Building A UV Curing Station For Resin Prints

Resin printers have a lot going for them – particularly in regards to quality surface finishes and excellent reproduction of fine details. However, the vast majority rely on UV light to cure prints. [douwe1230] had been using a resin printer for a while, and grew tired of having to wait for sunny days to cure parts outside. Thus, it was time to build a compact UV curing station to get the job done.

The build consists of a series of laser-cut panels, assembled into a box one would presume is large enough to match the build volume of [douwe1230’s] printer.  UV LED strips are installed in the corners to provide plenty of light, and acrylic mirrors are placed on all the walls. The use of mirrors is key to evenly lighting the parts, helping to reduce the likelihood of any shadows or dead spots stopping part of the print from curing completely. In the base, a motor is installed with a turntable to slowly spin the part during curing.

[Douwe1230] notes that parts take around about 10 minutes to cure with this setup, and recommends a flip halfway through to make sure the part is cured nice and evenly. We’ve seen other similar DIY builds too, like this one created out of a device aimed at nail salons. If you’re struggling with curing outside, with the weather starting to turn, this might just be the time to get building!

10 thoughts on “Building A UV Curing Station For Resin Prints

    1. This is precisely what I did, using a small cardboard box to house it all, and it only took about 30 minutes to make. I’d love something more permanent, but using what I have + a 12 lamp has proved pretty effective.

    2. According to corning yes it does. They use acrylic in their UV transparent plates for UV spectroscopy. Also I through these resins work with ~400 nm light which is well into the visible light. From my experience UV resins react between 190 and 320 nm. I assume that theirs is cross reactivity.
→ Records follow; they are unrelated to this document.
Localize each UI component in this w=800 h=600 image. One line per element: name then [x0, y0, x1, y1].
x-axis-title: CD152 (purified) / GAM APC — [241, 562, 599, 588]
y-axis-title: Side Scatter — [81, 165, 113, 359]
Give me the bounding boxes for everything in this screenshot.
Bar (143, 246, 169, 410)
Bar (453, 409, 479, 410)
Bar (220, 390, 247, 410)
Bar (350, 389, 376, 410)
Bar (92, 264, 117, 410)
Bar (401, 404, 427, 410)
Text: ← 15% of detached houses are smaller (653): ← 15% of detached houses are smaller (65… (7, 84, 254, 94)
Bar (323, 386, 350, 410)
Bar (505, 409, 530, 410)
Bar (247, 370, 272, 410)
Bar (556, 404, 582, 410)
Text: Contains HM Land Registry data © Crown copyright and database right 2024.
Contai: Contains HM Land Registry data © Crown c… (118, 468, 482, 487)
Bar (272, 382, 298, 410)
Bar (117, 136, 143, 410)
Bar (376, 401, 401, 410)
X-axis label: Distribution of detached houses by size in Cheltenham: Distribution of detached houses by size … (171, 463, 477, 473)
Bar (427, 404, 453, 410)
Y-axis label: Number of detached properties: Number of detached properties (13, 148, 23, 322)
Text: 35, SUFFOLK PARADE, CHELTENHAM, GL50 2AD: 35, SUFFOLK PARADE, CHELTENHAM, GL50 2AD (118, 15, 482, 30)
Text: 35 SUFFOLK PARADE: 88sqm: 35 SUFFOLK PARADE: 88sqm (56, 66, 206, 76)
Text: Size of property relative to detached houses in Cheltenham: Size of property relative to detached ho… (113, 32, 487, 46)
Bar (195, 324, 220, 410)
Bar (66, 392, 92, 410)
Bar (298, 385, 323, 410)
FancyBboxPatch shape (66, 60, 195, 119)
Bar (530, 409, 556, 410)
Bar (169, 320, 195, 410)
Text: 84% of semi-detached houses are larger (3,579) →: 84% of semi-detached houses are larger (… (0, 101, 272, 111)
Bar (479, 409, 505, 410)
      I wonder if a lot burning and yellowing of these resins is due to illuminating these plastics with UV light rather than the ~400 nm light that the resin expects.

    1. Yes! The rotation of the part works great! And it’s great to have a timer. An older one with a mechanical timer is best. I wired my UV lights into the rotation motor AC, so the timer controls both. When I hear the “BING,” it’s done!

      But be sure to disconnect the magnetron — you don’t really want to “cook” your prints in microwaves AND UV!

      You might be able to pick one up at the local dump for free, or at least very cheap from a thrift store.

  1. some time ago cast araldite parts were stressed whilst viewed through polarized filters, mainly I think for civil engineering, this made visible the stresses within the part, I discovered that UV resin parts also display stress patterns, although FEA is now used this can be useful in some cases.